I have a Flink application and want to evaluate the performance of the app.
My plan is to use a bounded history dataset as the data source in the experiment, by measuring the total time cost, I can get the through-output value. And by querying the latency metric, I can get the latency condition.
However, when using Kafka as a data source, after consuming the specific amount of data, the app seems still waiting for other data to be consumed and don't turn to FINISHED state.

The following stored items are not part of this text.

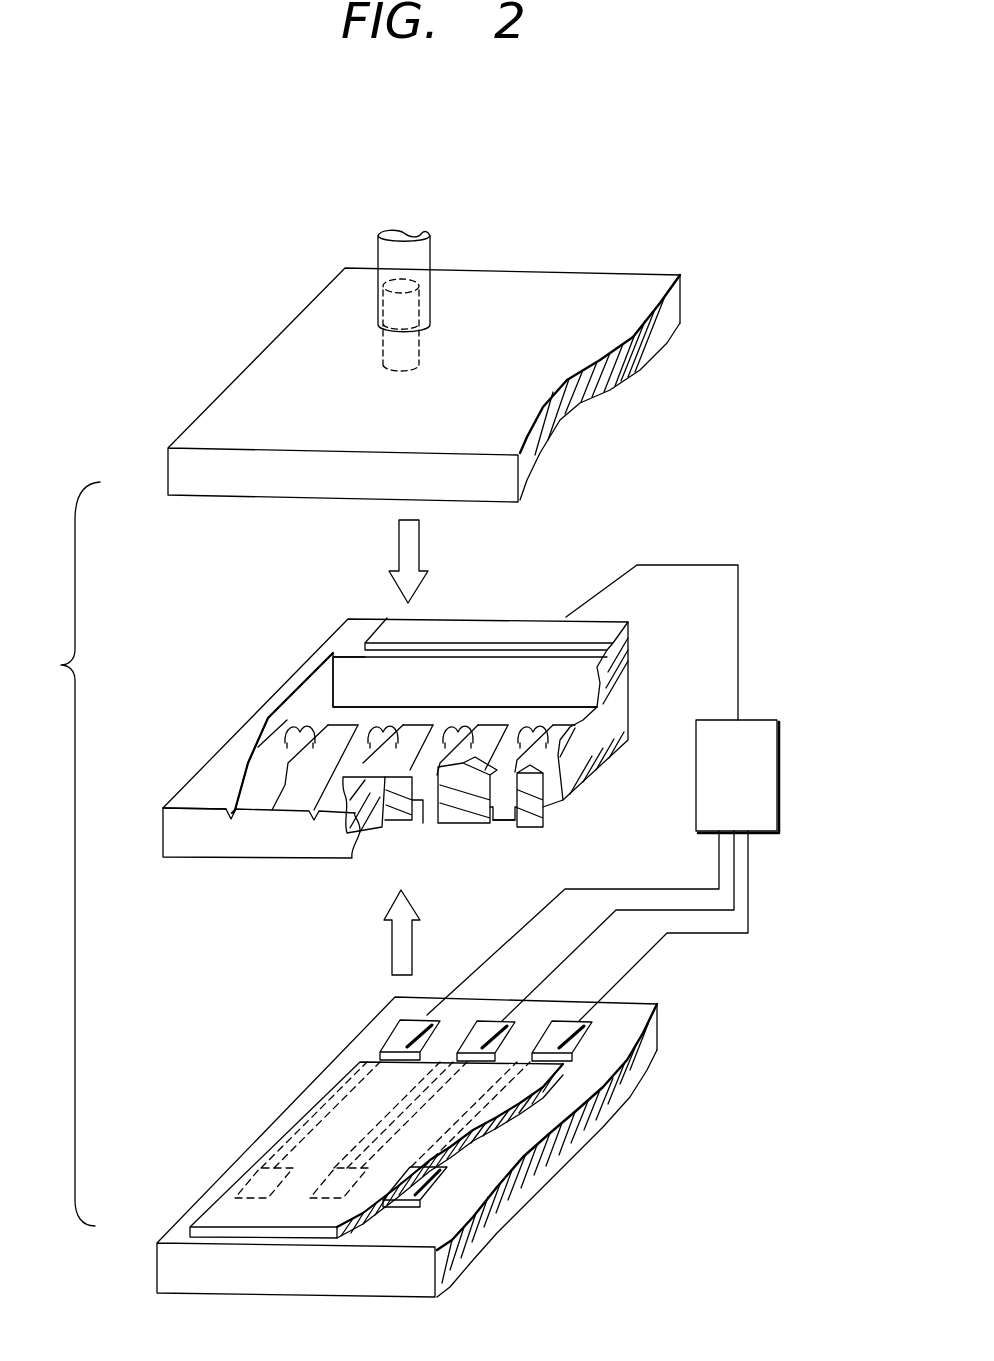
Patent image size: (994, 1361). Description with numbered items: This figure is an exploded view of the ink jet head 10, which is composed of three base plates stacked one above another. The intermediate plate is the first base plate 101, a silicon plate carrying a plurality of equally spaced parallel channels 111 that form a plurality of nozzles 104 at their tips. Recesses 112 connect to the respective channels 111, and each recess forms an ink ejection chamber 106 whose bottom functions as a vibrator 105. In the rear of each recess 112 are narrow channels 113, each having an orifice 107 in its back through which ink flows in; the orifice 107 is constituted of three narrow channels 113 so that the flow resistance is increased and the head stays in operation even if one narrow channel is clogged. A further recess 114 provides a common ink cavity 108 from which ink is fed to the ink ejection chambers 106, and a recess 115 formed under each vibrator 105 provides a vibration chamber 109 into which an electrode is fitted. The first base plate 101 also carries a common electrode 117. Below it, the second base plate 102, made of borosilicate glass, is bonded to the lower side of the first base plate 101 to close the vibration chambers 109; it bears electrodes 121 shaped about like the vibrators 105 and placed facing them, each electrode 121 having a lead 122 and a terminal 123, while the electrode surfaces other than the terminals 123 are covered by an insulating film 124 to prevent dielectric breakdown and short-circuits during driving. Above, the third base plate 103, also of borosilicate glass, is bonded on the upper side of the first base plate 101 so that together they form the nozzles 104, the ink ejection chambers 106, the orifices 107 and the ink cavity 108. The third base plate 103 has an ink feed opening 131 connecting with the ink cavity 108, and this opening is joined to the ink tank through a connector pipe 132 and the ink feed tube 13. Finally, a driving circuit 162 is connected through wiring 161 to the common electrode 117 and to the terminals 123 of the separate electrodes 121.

The ink jet head 10 is at (50, 675).
The ink feed tube 13 is at (418, 233).
The first base plate 101 is at (624, 676).
The second base plate 102 is at (643, 1040).
The third base plate 103 is at (607, 282).
The nozzles 104 is at (217, 822).
The vibrator 105 is at (433, 798).
The ink ejection chamber 106 is at (268, 766).
The orifice 107 is at (313, 711).
The ink cavity 108 is at (442, 680).
The vibration chamber 109 is at (512, 813).
The channels 111 is at (236, 791).
The recesses 112 is at (254, 771).
The narrow channels 113 is at (292, 720).
The recess 114 is at (529, 677).
The recess 115 is at (506, 812).
The common electrode 117 is at (499, 631).
The electrodes 121 is at (430, 1190).
The lead 122 is at (455, 1150).
The terminal 123 is at (577, 1040).
The insulating film 124 is at (505, 1112).
The ink feed opening 131 is at (423, 347).
The connector pipe 132 is at (427, 283).
The wiring 161 is at (643, 957).
The driving circuit 162 is at (781, 757).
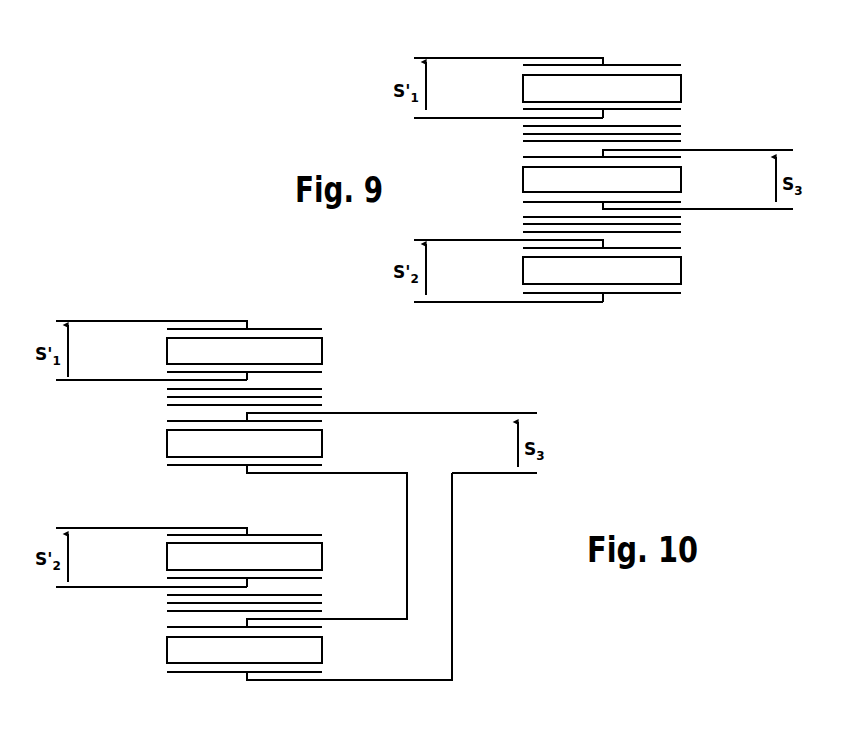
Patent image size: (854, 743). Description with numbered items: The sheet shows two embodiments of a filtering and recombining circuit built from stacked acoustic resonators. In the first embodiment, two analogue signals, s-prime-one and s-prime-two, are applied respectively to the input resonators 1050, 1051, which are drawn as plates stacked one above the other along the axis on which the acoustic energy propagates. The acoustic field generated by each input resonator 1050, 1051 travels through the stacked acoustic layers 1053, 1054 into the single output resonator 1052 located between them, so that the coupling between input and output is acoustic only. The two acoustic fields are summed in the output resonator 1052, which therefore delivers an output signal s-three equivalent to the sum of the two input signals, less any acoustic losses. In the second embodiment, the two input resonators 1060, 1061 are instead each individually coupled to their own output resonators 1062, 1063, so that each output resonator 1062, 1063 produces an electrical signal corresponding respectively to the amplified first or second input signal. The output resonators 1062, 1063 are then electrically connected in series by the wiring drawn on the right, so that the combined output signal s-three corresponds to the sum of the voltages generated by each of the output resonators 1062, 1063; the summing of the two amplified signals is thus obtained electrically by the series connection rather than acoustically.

In FIG. 9, the input resonator 1050 is at (640, 88).
In FIG. 9, the input resonator 1051 is at (668, 275).
In FIG. 9, the output resonator 1052 is at (668, 180).
In FIG. 9, the stacked acoustic layers 1053 is at (675, 130).
In FIG. 9, the stacked acoustic layers 1054 is at (675, 220).
In FIG. 10, the input resonator 1060 is at (273, 352).
In FIG. 10, the input resonator 1061 is at (203, 557).
In FIG. 10, the output resonator 1062 is at (285, 448).
In FIG. 10, the output resonator 1063 is at (275, 652).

I think during the waiting time, the through output value and the latency may get lower, which is not related to the application's performance.
In this condition, how can I get the precise time cost and the latency condition related to my bounded data set, and avoid the influence comes from the extra-waiting stage?
If you use KafkaSource
, rather than FlinkKafkaConsumer
, you can specify ending offsets by using setBounded
, as in
KafkaSource<String> source = KafkaSource
.<String>builder()
.setBootstrapServers(...)
.setGroupId(...)
.setTopics(...)
.setDeserializer(...)
.setStartingOffsets(OffsetsInitializer.earliest())
.setBounded(OffsetsInitializer.latest())
.build();
env.fromSource(source, watermarkStrategy, "name"));
That way a bounded job using Kafka as a source will cleanly come to an end.
If you need to accomplish the same thing with a FlinkKafkaConsumer
, then implement a DeserializationSchema
(or a KafkaDeserializationSchema
) that at some point returns TRUE from isEndOfStream
.